HHS is funding the reinsurance program by imposing a flat per-enrollee reinsurance program charge on every enrollee in an insured major medical plan and many enrollees in self-insured employer group health plans. 

CMS officials have seemed to be comfortable with PPACA reinsurance program fee revenue. Originally, CMS officials promised to pay just 80 percent of the eligible 2014 claims. In June, officials said CMS had taken in enough reinsurance program revenue to pay 100 percent of the amount eligible for reinsurance protection.

But the new CMS reinsurance payments FAQs imply that some contributing entities may have been slow to make their contributions. In addition to answer a question about reinsurance program payment audits, CMS officials talk about the consequences for making program payments late.

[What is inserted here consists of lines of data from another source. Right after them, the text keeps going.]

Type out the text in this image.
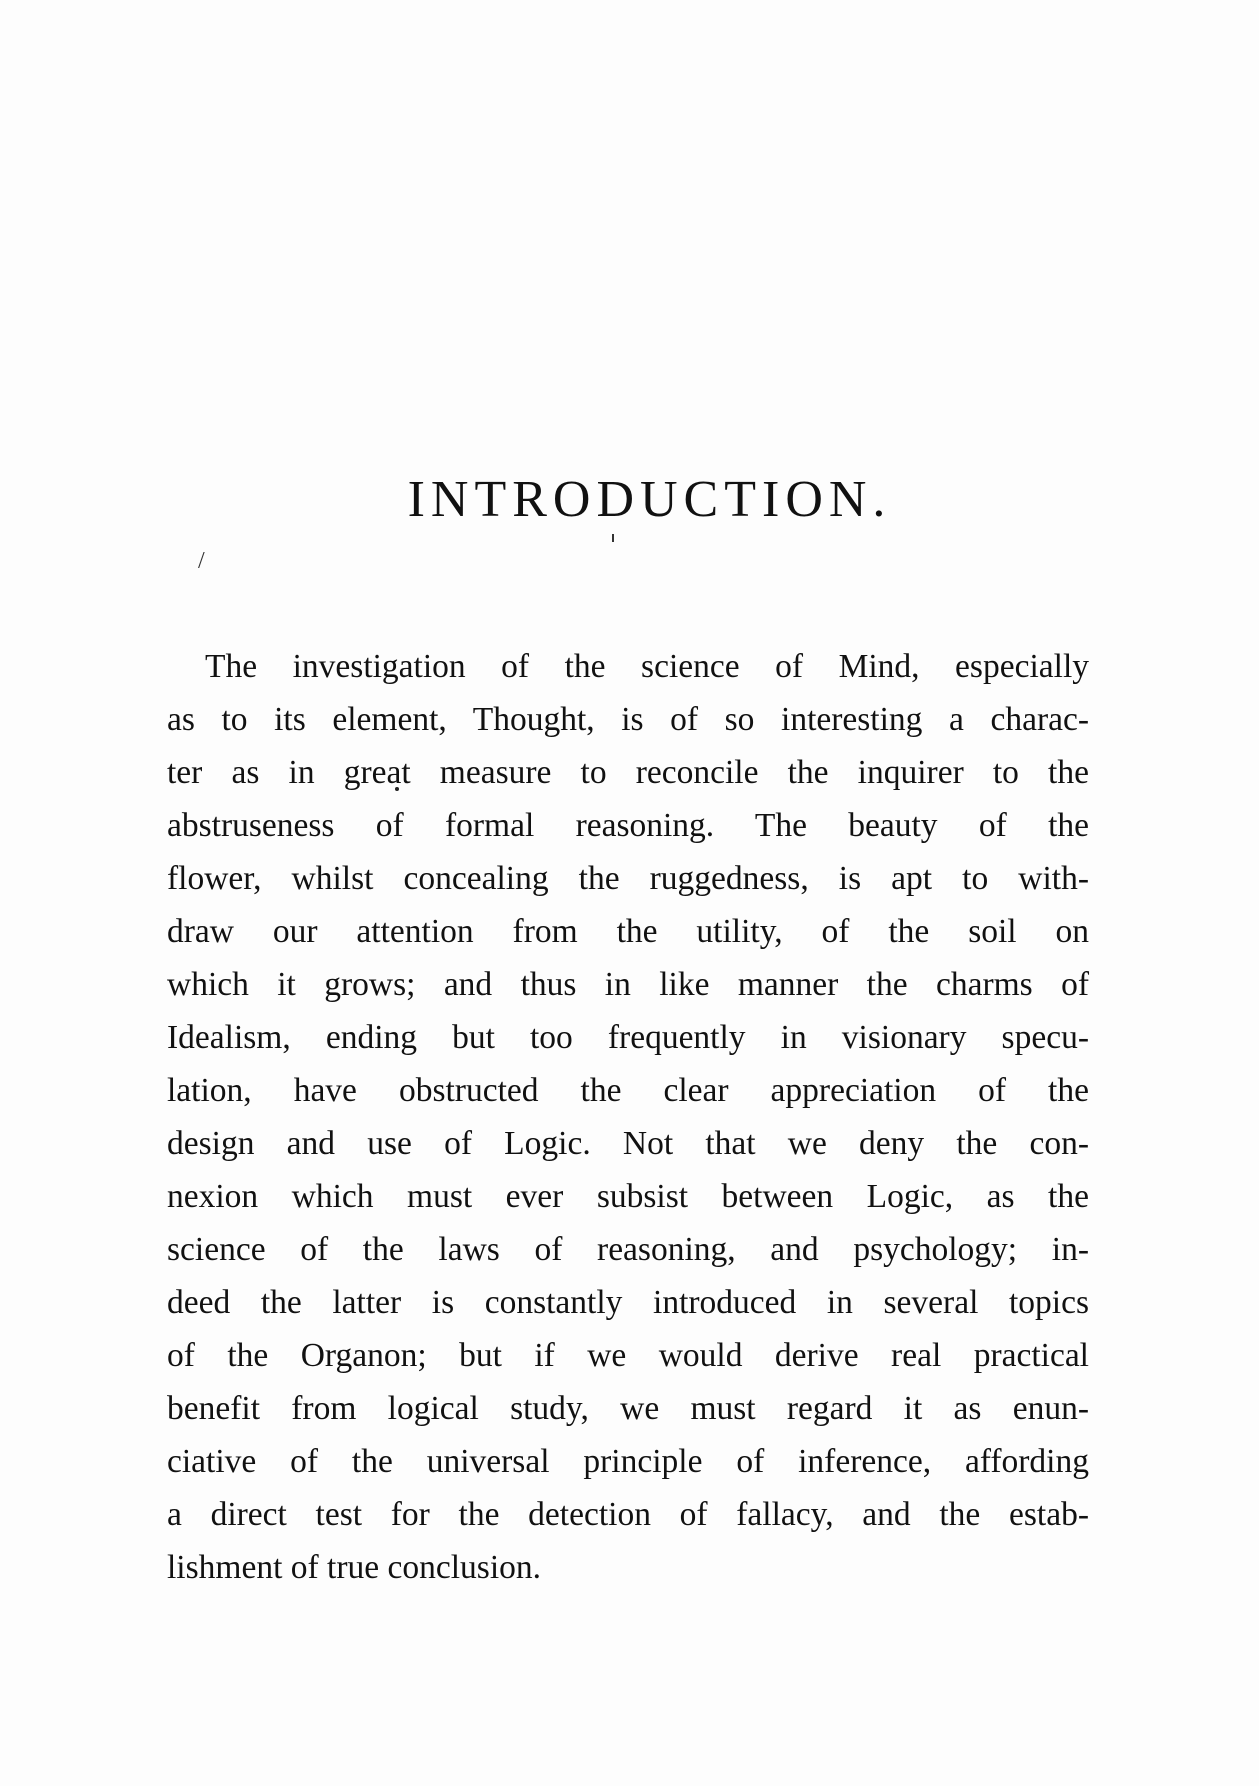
INTRODUCTION.
/
The investigation of the science of Mind, especially
as to its element, Thought, is of so interesting a charac-
ter as in great measure to reconcile the inquirer to the
abstruseness of formal reasoning. The beauty of the
flower, whilst concealing the ruggedness, is apt to with-
draw our attention from the utility, of the soil on
which it grows; and thus in like manner the charms of
Idealism, ending but too frequently in visionary specu-
lation, have obstructed the clear appreciation of the
design and use of Logic. Not that we deny the con-
nexion which must ever subsist between Logic, as the
science of the laws of reasoning, and psychology; in-
deed the latter is constantly introduced in several topics
of the Organon; but if we would derive real practical
benefit from logical study, we must regard it as enun-
ciative of the universal principle of inference, affording
a direct test for the detection of fallacy, and the estab-
lishment of true conclusion.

“Any amount owed to the federal government by an issuer and its affiliates for reinsurance is a determination of debt,” officials say.

Reinsurance program debt “will be subject to the federal debt collection rules,” officials say.

The amounts owed are subject to the federal False Claims Act (FCA), officials add.

CMS officials do not give details in the new guidance about the kind of federal collection process that would apply to reinsurance collections, or how CMS thinks the False Claims Act penalties would be applied.

In earlier discussions of debt collection for another PPACA program, the PPACA risk-adjustment program, CMS officials said that CMS “will use all appropriate debt collection processes available to the federal government.”

See also: What if CMS risk-adjustment bill collectors fail?

In 2013, CMS officials said they had been asking the U.S. Treasury Department, the parent of the Internal Revenue Services (IRS), to help collect delinquent debts for a non-PPACA CMS program.